Sprint, which already owned 13.1 per cent of Virgin Mobile in the US, is paying $5.50 a share for the remainder of the virtual network operator–a far cry from the $15 IPO price back in October 2007. While parent company Virgin Group may have had a gain on its original investment, any outsider who bought shares back then is nursing a 63 per cent loss.
The deal contrasts with another of Branson’s telecom forays where investors did well- the 2006 sale of Virgin Mobile in the UK to cable operator NTL for nearly twice its IPO price.
Despite the patchy record, investors still seem to be giving Branson the benefit of doubt. On July 27, Australian airline Virgin Blue announced a A$231 ($188 million) rights issue to shore up the company following a difficult year.
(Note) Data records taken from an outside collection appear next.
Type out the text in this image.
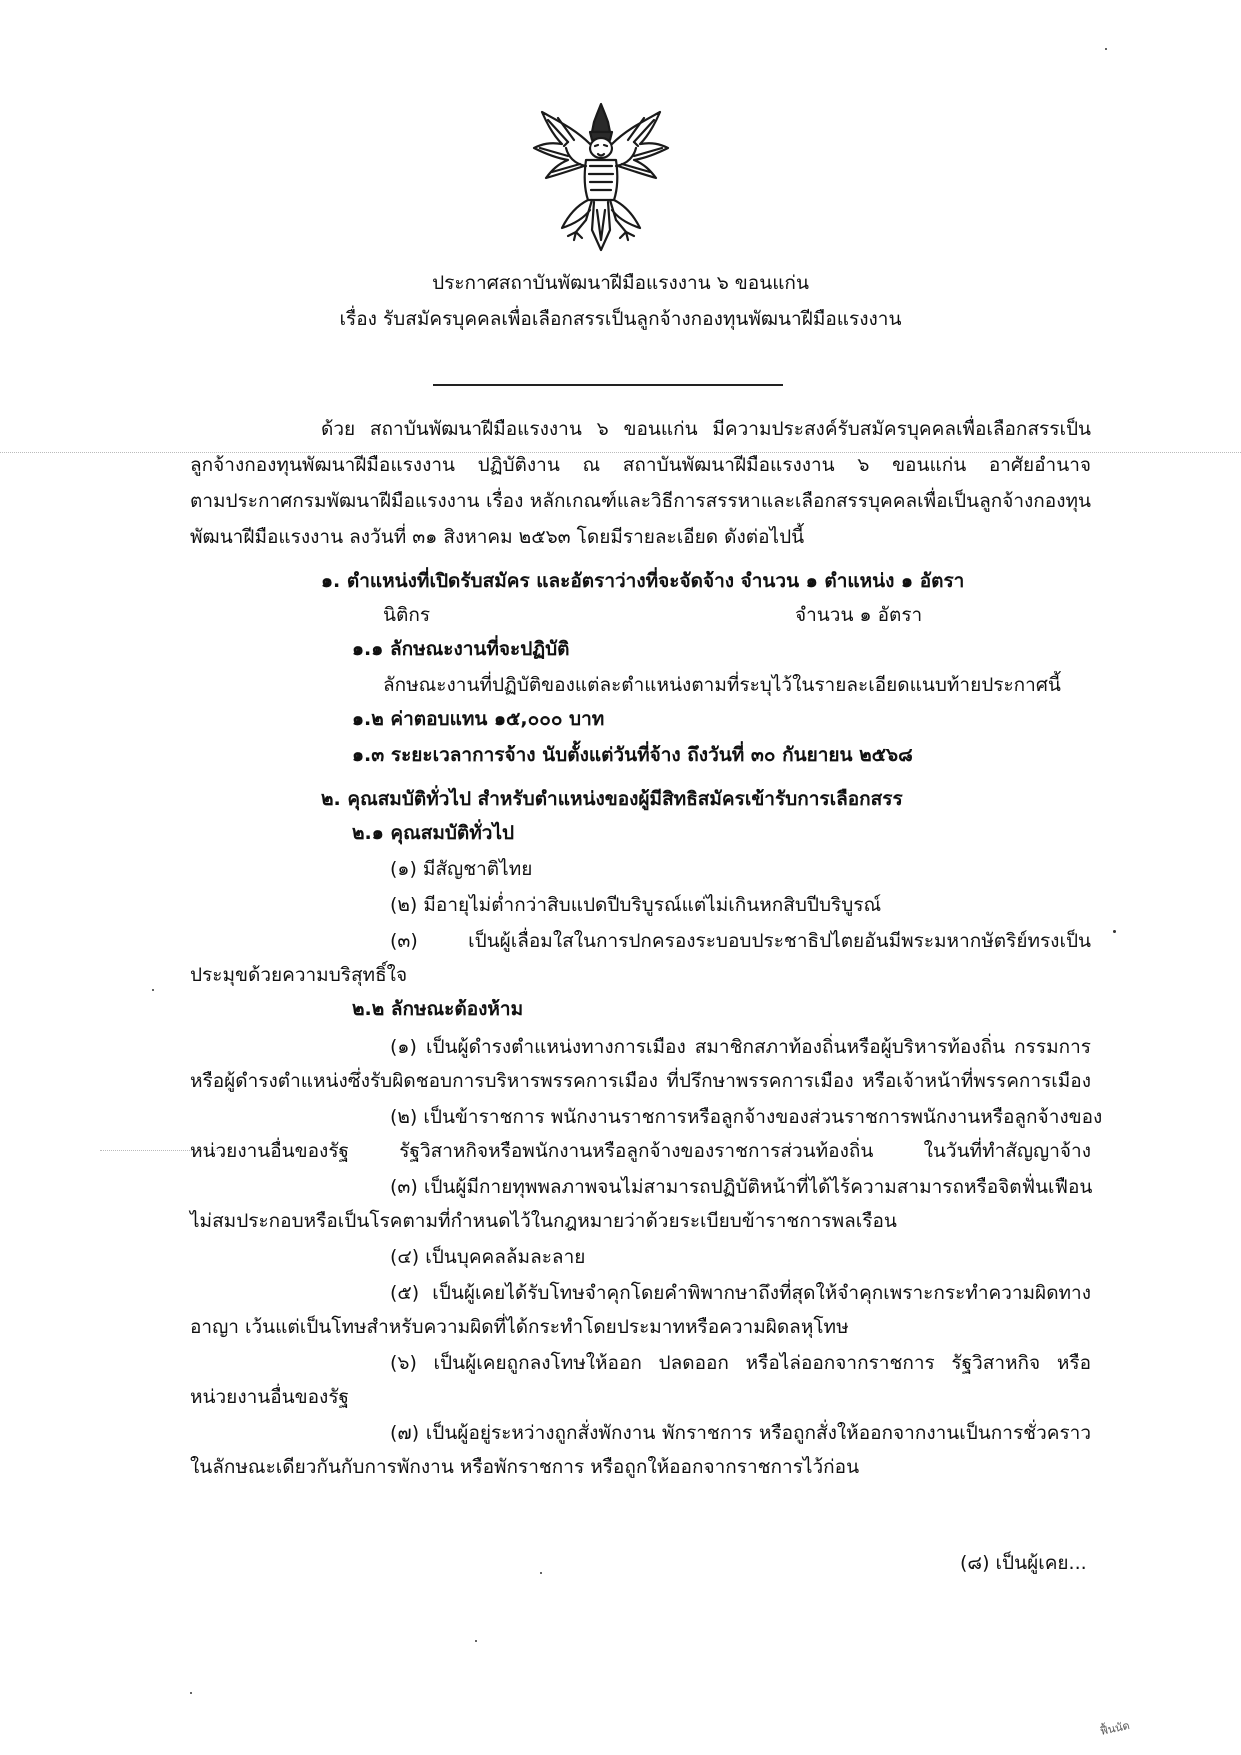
ประกาศสถาบันพัฒนาฝีมือแรงงาน ๖ ขอนแก่น
เรื่อง รับสมัครบุคคลเพื่อเลือกสรรเป็นลูกจ้างกองทุนพัฒนาฝีมือแรงงาน
ด้วย สถาบันพัฒนาฝีมือแรงงาน ๖ ขอนแก่น มีความประสงค์รับสมัครบุคคลเพื่อเลือกสรรเป็น
ลูกจ้างกองทุนพัฒนาฝีมือแรงงาน ปฏิบัติงาน ณ สถาบันพัฒนาฝีมือแรงงาน ๖ ขอนแก่น อาศัยอำนาจ
ตามประกาศกรมพัฒนาฝีมือแรงงาน เรื่อง หลักเกณฑ์และวิธีการสรรหาและเลือกสรรบุคคลเพื่อเป็นลูกจ้างกองทุน
พัฒนาฝีมือแรงงาน ลงวันที่ ๓๑ สิงหาคม ๒๕๖๓ โดยมีรายละเอียด ดังต่อไปนี้
๑. ตำแหน่งที่เปิดรับสมัคร และอัตราว่างที่จะจัดจ้าง จำนวน ๑ ตำแหน่ง ๑ อัตรา
นิติกร	จำนวน ๑ อัตรา
๑.๑ ลักษณะงานที่จะปฏิบัติ
ลักษณะงานที่ปฏิบัติของแต่ละตำแหน่งตามที่ระบุไว้ในรายละเอียดแนบท้ายประกาศนี้
๑.๒ ค่าตอบแทน ๑๕,๐๐๐ บาท
๑.๓ ระยะเวลาการจ้าง นับตั้งแต่วันที่จ้าง ถึงวันที่ ๓๐ กันยายน ๒๕๖๘
๒. คุณสมบัติทั่วไป สำหรับตำแหน่งของผู้มีสิทธิสมัครเข้ารับการเลือกสรร
๒.๑ คุณสมบัติทั่วไป
(๑) มีสัญชาติไทย
(๒) มีอายุไม่ต่ำกว่าสิบแปดปีบริบูรณ์แต่ไม่เกินหกสิบปีบริบูรณ์
(๓) เป็นผู้เลื่อมใสในการปกครองระบอบประชาธิปไตยอันมีพระมหากษัตริย์ทรงเป็น
ประมุขด้วยความบริสุทธิ์ใจ
๒.๒ ลักษณะต้องห้าม
(๑) เป็นผู้ดำรงตำแหน่งทางการเมือง สมาชิกสภาท้องถิ่นหรือผู้บริหารท้องถิ่น กรรมการ
หรือผู้ดำรงตำแหน่งซึ่งรับผิดชอบการบริหารพรรคการเมือง ที่ปรึกษาพรรคการเมือง หรือเจ้าหน้าที่พรรคการเมือง
(๒) เป็นข้าราชการ พนักงานราชการหรือลูกจ้างของส่วนราชการพนักงานหรือลูกจ้างของ
หน่วยงานอื่นของรัฐ รัฐวิสาหกิจหรือพนักงานหรือลูกจ้างของราชการส่วนท้องถิ่น ในวันที่ทำสัญญาจ้าง
(๓) เป็นผู้มีกายทุพพลภาพจนไม่สามารถปฏิบัติหน้าที่ได้ไร้ความสามารถหรือจิตฟั่นเฟือน
ไม่สมประกอบหรือเป็นโรคตามที่กำหนดไว้ในกฎหมายว่าด้วยระเบียบข้าราชการพลเรือน
(๔) เป็นบุคคลล้มละลาย
(๕) เป็นผู้เคยได้รับโทษจำคุกโดยคำพิพากษาถึงที่สุดให้จำคุกเพราะกระทำความผิดทาง
อาญา เว้นแต่เป็นโทษสำหรับความผิดที่ได้กระทำโดยประมาทหรือความผิดลหุโทษ
(๖) เป็นผู้เคยถูกลงโทษให้ออก ปลดออก หรือไล่ออกจากราชการ รัฐวิสาหกิจ หรือ
หน่วยงานอื่นของรัฐ
(๗) เป็นผู้อยู่ระหว่างถูกสั่งพักงาน พักราชการ หรือถูกสั่งให้ออกจากงานเป็นการชั่วคราว
ในลักษณะเดียวกันกับการพักงาน หรือพักราชการ หรือถูกให้ออกจากราชการไว้ก่อน
(๘) เป็นผู้เคย...
ฟื้นนัด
The offer was 12 times oversubscribed.
In perhaps an even bigger leap of faith, Abu Dhabi’s Aabar said on July 28 that it would partner with Virgin’s space tourism business, paying $280 million for 32 per cent of Virgin Galactic. The project has yet to take off, but suggests that enthusiasm for Virgin ventures of all stripes remains sky high. Investors might want to remember that Branson hasn't always delivered the moon.